Professor Keith Pezzoli Brings Research to Knowledge and Knowledge to Action


Erin Kee, Staff Writer

Urban Studies and Planning Professor Keith Pezzoli involves students in his efforts to combat the climate crisis.

Around three-quarters of Americans believe that global warming is happening and something should be done about it, but most disagree on what to do and are not optimistic about these efforts. According to a survey done in 2022 by Pew Research Center, 53% of Americans doubt global efforts will be able to avoid the worst impacts of climate change. 

According to the Environmental Defense Fund, many Americans are unaware of the unequal impacts of climate change. 

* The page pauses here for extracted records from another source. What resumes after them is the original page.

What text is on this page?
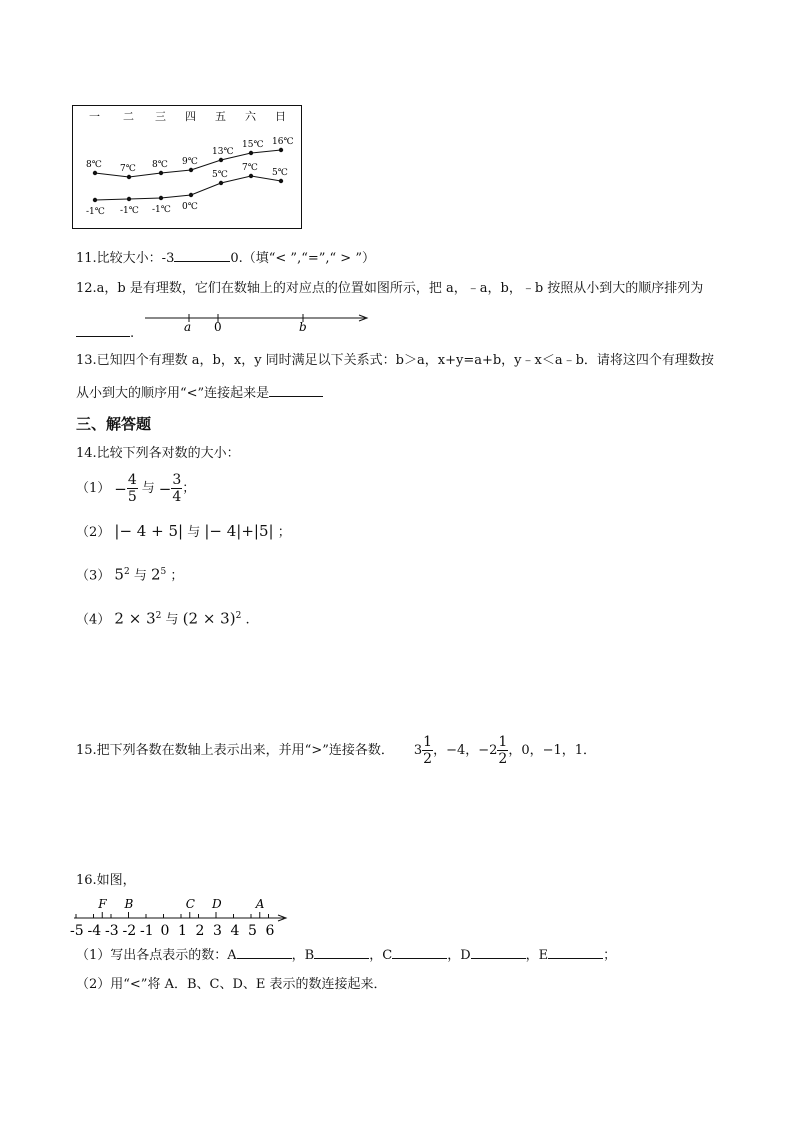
一 二 三 四 五 六 日
8℃ 7℃ 8℃ 9℃
13℃
15℃ 16℃
-1℃ -1℃ -1℃ 0℃
5℃
7℃ 5℃
11.比较大小：-3	0.（填“< ”,“=”,“ > ”）
12.a，b 是有理数，它们在数轴上的对应点的位置如图所示，把 a，﹣a，b，﹣b 按照从小到大的顺序排列为
.	a 0	b
13.已知四个有理数 a，b，x，y 同时满足以下关系式：b＞a，x+y=a+b，y﹣x＜a﹣b．请将这四个有理数按
从小到大的顺序用“<”连接起来是
三、解答题
14.比较下列各对数的大小：
$(1) - \frac{4}{5}$ 与 − $\frac{3}{4}$ ；
（2） |− 4 + 5| 与 |− 4|+|5| ；
（3） $5^2$ 与 $2^5$ ；
（4） $2 \times 3^2$ 与 $(2 \times 3)^2$ .
15.把下列各数在数轴上表示出来，并用“>”连接各数． $3 \frac{1}{2}$ ，−4， $-2 \frac{1}{2}$ ，0，−1，1．
16.如图，
-5 -4 -3 -2 -1 0 1 2 3 4 5 6
F B	C D	A
（1）写出各点表示的数：A	，B	，C	，D	，E	；
（2）用“<”将 A．B、C、D、E 表示的数连接起来．
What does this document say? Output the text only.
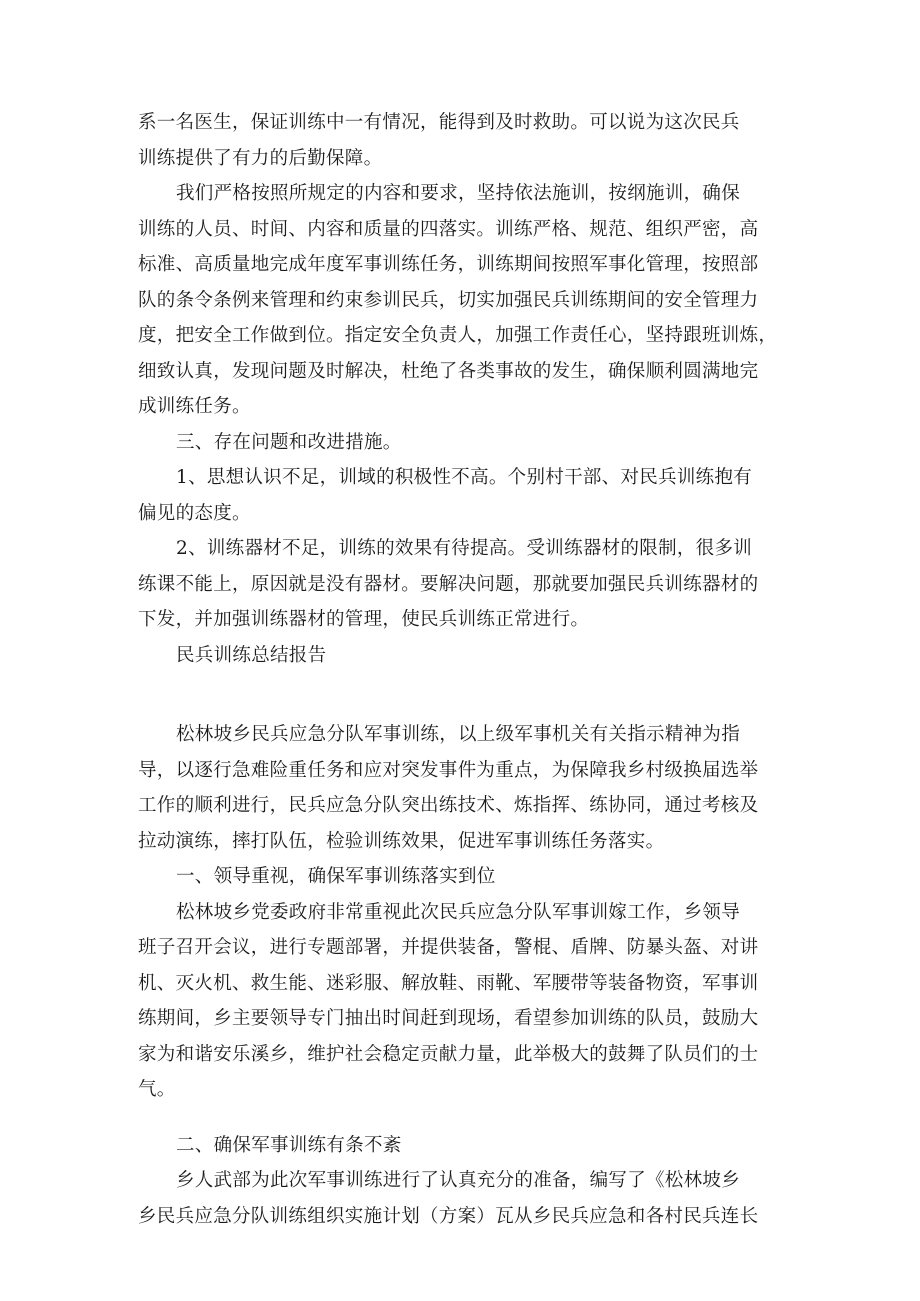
系一名医生，保证训练中一有情况，能得到及时救助。可以说为这次民兵
训练提供了有力的后勤保障。
我们严格按照所规定的内容和要求，坚持依法施训，按纲施训，确保
训练的人员、时间、内容和质量的四落实。训练严格、规范、组织严密，高
标准、高质量地完成年度军事训练任务，训练期间按照军事化管理，按照部
队的条令条例来管理和约束参训民兵，切实加强民兵训练期间的安全管理力
度，把安全工作做到位。指定安全负责人，加强工作责任心，坚持跟班训炼，
细致认真，发现问题及时解决，杜绝了各类事故的发生，确保顺利圆满地完
成训练任务。
三、存在问题和改进措施。
1、思想认识不足，训域的积极性不高。个别村干部、对民兵训练抱有
偏见的态度。
2、训练器材不足，训练的效果有待提高。受训练器材的限制，很多训
练课不能上，原因就是没有器材。要解决问题，那就要加强民兵训练器材的
下发，并加强训练器材的管理，使民兵训练正常进行。
民兵训练总结报告
松林坡乡民兵应急分队军事训练，以上级军事机关有关指示精神为指
导，以逐行急难险重任务和应对突发事件为重点，为保障我乡村级换届选举
工作的顺利进行，民兵应急分队突出练技术、炼指挥、练协同，通过考核及
拉动演练，摔打队伍，检验训练效果，促进军事训练任务落实。
一、领导重视，确保军事训练落实到位
松林坡乡党委政府非常重视此次民兵应急分队军事训嫁工作，乡领导
班子召开会议，进行专题部署，并提供装备，警棍、盾牌、防暴头盔、对讲
机、灭火机、救生能、迷彩服、解放鞋、雨靴、军腰带等装备物资，军事训
练期间，乡主要领导专门抽出时间赶到现场，看望参加训练的队员，鼓励大
家为和谐安乐溪乡，维护社会稳定贡献力量，此举极大的鼓舞了队员们的士
气。
二、确保军事训练有条不紊
乡人武部为此次军事训练进行了认真充分的准备，编写了《松林坡乡
乡民兵应急分队训练组织实施计划（方案）瓦从乡民兵应急和各村民兵连长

With this seemingly pessimistic view and lack of awareness, efforts to act on the climate crisis and environmental injustice can feel futile — as if there is nothing that can be done to halt the impending doom. But Keith Pezzoli, a professor in the department of urban studies and planning at UC San Diego, encourages his students to take action and not give up hope as he himself demonstrates optimism through his own research and projects in the community. 

In his undergraduate years, Pezzoli studied environmental design psychology, learning about the human mind and how the environment influences how people think and behave. With the experience he gained through experiments such as testing alternatives to prison and operant conditioning of rats, his career took a turn.

“I realized, as much as we need people to work with those who are injured and incarcerated and all that, I found myself gravitating towards getting proactively engaged and avoiding those problems from emerging,” Pezzoli said.

While working in urban planning, Pezzoli found ways to target the climate emergency beyond analyzing it. Since then, Pezzoli has gotten his master’s and doctorate in urban planning, completed a dissertation on Mexico City which is now a book, and joined what was only a program of urban studies and planning at UCSD, and now is its own department. At UCSD, Pezzoli engages in bioregional research and projects with the aim of addressing the root causes of global warming and environmental injustice.

One such project is the Ocean View Growing Grounds — a food forest created on a 20,000-square-foot vacant urban lot in Southeast San Diego. An area that was once contaminated with chemicals and toxins was transformed into a garden that provides many services to the community. 

“Rather than just testing for toxicants and looking at the environmental injury when exposed to toxicants, we figured we’d generate solutions,” Pezzoli said. “So we cleaned up, and together with the Global Action Research Center, our community partner, we decided to find land.”

The project aims at bettering the community by removing a harmful and unused piece of land and replacing it with a source of food and source of comfort, transforming the neighborhood into a flourishing and healthier place. One of Pezzoli’s main goals through his teaching and projects is to involve students and the youth in bringing about these solutions to address the climate crisis. He does just that with the food forest. 

“We had students do surveys of land to find a place. They collected data on 810 vacant lots and then we worked with the EPA, and we got a grant to clean up the soil,” Pezzoli said. “It was a perfect opportunity to lay down an organization that would be situated there and use the food space as a way of cleaning up the environmental toxicants.” 

Pezzoli finds that the involvement of students is mutually beneficial for students, the university, and the projects being worked on. 

“We’ve been trying to help the university institutionalize the capacity to create experiential learning for students. We have to think about how we can create meaningful experiences for so many students,” Pezzoli said. “When they go out into the community, are they trained to be respectful? Do they think they know all the answers, and is there the proper kind of trust in place for that to happen?”

The growing grounds did more than just clean up the area and provide food for a community in need, and it was more than just a project for students to work on to gain experience. It grew the neighborhood and became an environmental justice learning hub — a place where scientists can come and teach the community about the environment. It provided a green space in an area that lacks greenery; Pezzoli notes that the garden has become a kind of mindfulness place where people in the community have come to grieve and reflect.

“It’s not just a garden for growing food,” Pezzoli said. “It’s a garden for growing souls and for providing relief. There’s a science-meets-the-people kind of thing.”

According to Pezzoli: the garden addresses an important necessity in urban planning and urban institutionalization that listens to and meets the needs of the people. The people who know what is needed in their own community can become involved in this planning process and maintain their self-determination.

Other team-based projects that Pezzoli is currently working on are elevating support for the Youth Environmental Justice Advocates and making more fresh and minimally processed foods available to communities in need. 

The goal of these projects is to form a greater connection between the community and the solutions to a global issue. Pezzoli believes this is at the heart for the future of urban planning and what it needs: for the people to become a part of the planning.

“We must reclaim the demos where it matters. And that means a demo that’s educated and can get at the root causes,” Pezzoli said. “We gotta get people to the planning and decision-making table that know what they need in their community.”